Even later wordt de dijk weer een ouderwetse dijk met schapen, een dijk zoals andere in het Waddengebied, met dit verschil dat daar in de verte Nordstrand ligt. De enkele wandelaar die we tegenkomen begroet ons met ‘moin’, wat lijkt op het Groningse ‘moi’ en een verbastering is van van ‘Mojen dag’. Na de derde keer ‘moin’ steken we zelf als eerste vriendelijk onze hand op: ‘Moin!’. Horen we er toch een beetje bij.
Halligen
‘Ingwer hielp eerst Ella en toen Sonke de paar treden van het café op. Er was nog een tafel aan het raam. Je kon aan de horizon de huizen van een Hallig-eiland zien, die in de glinsterende zee leken te drijven.’
Ergens op deze enorme moddervlakte moeten zich ook de Halligen bevinden, boven het wad uitstekende kleine eilandjes met daarop slechts een paar boerderijen en huizen. Als je in Pellworm boven op de vuurtoren gaat staan en het zicht is goed moet je ze alle tien kunnen zien liggen. Eilandjes die geen eiland mogen heten. Land wat in tegenstelling tot de ingeklonken bodem van het omdijkte Nordstrand en Pellworm niet onder maar juist boven zee niveau ligt. Voor zo lang het duurt overigens, want ook hier doet de zeespiegelstijging zijn werk. Bij hoog water trekken de bewoners zich terug op hun terp. Met elkaar vormen ze een hechte gemeenschap. Op een van de eilandjes staat een kroeg, op het enige onbewoonde eiland een schooltje.
Maanzaadbollen
‘Hij stond in het morenen landschap en voelde de wind waarvan hij aannam dat het al duizenden jaren dezelfde was. Diezelfde oude wind die sinds de ijstijd kanten aan de stenen sleep Elke dag zag hij de boeren die gedachteloos op de velden ploeterden. Ze wisten niet dat ze door de zee zelf ook voortgeduwd en geslepen waren, gevormd door dit land.’

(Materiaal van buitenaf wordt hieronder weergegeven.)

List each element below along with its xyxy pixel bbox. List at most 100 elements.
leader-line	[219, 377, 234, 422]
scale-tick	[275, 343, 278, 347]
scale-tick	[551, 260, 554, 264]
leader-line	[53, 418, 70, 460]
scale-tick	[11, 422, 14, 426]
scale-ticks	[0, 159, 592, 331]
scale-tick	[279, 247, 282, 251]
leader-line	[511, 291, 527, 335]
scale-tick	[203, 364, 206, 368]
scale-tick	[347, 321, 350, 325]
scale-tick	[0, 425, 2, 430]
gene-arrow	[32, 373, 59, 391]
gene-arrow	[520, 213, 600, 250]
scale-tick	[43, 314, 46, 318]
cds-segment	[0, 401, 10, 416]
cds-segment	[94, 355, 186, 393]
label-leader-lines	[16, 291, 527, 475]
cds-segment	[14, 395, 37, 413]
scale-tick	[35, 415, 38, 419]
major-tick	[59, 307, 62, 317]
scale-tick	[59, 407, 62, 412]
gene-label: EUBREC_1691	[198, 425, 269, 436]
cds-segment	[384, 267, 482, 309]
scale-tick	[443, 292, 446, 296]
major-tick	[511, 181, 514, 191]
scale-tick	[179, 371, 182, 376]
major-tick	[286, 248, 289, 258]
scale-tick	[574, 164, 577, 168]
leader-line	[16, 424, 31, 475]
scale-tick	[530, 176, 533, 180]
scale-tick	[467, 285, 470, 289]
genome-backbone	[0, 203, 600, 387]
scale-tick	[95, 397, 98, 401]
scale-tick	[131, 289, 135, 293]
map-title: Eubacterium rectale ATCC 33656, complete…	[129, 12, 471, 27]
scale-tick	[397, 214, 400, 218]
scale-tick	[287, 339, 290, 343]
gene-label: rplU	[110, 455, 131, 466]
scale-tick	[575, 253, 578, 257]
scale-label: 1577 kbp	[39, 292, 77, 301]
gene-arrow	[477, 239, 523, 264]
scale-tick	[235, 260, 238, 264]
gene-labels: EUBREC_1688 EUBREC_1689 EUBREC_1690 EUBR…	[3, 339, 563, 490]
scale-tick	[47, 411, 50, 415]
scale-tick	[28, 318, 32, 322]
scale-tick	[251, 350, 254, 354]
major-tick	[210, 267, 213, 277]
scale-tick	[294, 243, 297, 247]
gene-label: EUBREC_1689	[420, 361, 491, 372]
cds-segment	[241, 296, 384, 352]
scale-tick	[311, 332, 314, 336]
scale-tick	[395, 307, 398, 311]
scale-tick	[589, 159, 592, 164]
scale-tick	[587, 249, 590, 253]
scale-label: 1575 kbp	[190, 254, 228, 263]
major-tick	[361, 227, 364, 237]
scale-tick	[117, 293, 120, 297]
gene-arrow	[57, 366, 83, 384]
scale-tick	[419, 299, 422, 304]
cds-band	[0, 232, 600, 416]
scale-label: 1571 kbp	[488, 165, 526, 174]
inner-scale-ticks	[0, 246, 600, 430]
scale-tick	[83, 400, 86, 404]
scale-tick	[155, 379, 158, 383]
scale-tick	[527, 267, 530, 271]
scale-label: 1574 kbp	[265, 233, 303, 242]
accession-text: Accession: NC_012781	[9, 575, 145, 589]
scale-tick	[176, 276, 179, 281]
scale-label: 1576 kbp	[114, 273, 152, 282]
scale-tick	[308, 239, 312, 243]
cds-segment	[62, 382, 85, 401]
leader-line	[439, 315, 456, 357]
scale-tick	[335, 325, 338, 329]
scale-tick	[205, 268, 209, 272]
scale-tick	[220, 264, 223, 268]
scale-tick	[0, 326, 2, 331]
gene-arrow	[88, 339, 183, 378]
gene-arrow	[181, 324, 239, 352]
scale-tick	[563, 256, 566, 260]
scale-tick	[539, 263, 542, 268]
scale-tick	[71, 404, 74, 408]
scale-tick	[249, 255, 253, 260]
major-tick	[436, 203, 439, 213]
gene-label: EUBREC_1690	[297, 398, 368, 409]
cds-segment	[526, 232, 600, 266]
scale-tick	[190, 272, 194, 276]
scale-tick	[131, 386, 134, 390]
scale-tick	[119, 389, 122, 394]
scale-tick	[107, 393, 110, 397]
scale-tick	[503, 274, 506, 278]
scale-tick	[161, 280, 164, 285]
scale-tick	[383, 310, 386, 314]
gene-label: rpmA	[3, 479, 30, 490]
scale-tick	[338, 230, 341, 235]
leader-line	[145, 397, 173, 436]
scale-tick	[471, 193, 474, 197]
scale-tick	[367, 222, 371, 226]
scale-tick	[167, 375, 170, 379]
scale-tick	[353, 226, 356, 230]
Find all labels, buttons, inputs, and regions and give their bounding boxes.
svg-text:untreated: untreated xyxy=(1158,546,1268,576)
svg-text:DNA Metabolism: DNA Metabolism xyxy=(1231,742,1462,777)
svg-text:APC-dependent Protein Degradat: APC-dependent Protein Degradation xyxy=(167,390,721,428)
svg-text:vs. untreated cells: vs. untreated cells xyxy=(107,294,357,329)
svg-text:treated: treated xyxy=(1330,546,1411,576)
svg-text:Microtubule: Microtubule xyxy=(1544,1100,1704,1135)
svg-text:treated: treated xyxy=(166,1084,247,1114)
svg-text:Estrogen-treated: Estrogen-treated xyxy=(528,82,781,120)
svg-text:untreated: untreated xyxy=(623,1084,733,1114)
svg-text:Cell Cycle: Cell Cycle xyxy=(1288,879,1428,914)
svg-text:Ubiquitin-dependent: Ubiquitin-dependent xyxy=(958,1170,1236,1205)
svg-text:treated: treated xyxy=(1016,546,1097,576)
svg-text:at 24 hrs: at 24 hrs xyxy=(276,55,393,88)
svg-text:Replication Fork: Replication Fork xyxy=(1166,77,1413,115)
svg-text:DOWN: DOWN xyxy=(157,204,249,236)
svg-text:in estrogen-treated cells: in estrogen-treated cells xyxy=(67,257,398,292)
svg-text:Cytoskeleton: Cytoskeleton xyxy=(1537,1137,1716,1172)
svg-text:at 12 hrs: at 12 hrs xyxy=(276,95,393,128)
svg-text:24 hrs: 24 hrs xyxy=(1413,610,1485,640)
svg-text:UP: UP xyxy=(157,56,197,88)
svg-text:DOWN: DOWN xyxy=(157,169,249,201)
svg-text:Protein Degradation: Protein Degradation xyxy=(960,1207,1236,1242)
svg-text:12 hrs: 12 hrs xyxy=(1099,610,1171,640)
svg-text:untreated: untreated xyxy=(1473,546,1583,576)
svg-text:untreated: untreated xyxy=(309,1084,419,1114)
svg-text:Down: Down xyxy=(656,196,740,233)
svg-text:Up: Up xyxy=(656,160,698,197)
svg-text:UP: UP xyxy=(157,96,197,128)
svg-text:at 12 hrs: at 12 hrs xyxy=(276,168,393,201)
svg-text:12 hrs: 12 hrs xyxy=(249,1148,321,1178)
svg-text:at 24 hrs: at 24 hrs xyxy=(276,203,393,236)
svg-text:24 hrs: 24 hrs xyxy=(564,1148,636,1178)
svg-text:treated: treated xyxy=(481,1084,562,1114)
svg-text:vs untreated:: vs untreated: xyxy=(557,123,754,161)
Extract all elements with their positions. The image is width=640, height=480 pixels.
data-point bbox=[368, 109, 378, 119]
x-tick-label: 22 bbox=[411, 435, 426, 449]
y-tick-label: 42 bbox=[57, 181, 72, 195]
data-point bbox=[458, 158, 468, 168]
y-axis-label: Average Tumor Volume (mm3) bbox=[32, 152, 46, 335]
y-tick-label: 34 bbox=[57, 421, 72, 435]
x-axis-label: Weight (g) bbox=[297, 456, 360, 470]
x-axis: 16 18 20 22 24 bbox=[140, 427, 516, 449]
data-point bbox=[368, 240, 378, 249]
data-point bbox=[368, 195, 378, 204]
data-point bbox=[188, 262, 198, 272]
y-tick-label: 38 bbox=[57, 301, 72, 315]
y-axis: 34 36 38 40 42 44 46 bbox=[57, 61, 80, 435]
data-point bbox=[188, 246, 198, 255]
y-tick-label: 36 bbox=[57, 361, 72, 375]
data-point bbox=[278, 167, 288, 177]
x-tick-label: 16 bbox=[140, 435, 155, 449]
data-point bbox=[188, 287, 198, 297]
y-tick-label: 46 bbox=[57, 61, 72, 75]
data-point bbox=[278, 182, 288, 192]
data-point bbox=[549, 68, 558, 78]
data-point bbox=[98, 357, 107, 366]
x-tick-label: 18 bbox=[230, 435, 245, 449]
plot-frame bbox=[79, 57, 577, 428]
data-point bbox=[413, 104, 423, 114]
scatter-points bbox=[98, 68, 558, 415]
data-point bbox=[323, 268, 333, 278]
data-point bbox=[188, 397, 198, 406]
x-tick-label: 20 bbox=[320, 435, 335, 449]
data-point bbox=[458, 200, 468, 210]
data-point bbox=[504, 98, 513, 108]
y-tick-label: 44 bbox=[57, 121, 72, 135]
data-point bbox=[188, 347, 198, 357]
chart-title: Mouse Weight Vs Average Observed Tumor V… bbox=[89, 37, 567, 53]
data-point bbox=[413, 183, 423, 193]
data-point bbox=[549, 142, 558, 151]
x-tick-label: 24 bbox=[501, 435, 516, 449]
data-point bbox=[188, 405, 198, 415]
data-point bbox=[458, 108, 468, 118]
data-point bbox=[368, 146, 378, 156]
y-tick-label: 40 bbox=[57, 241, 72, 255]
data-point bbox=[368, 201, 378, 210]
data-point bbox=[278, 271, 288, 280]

Je zou na het lezen van het boek van Dorte Hansen het idee kunnen krijgen dat iedereen het liefst weg wil uit deze streek, maar wij zitten er goed. Niet alleen omdat de bakker er ouderwets lekkere maanzaadbollen bakt en we in het goede vegetarisch restaurant na drie heerlijke maaltijden nog lang niet uitgegeten zijn. Husum blijkt een ideale uitvalsbasis voor de eilanden Pellworm, Amrum, Föhr, en de meeste ‘Halligen’. We gaan er nog regelmatig terugkomen, een prettig vooruitzicht.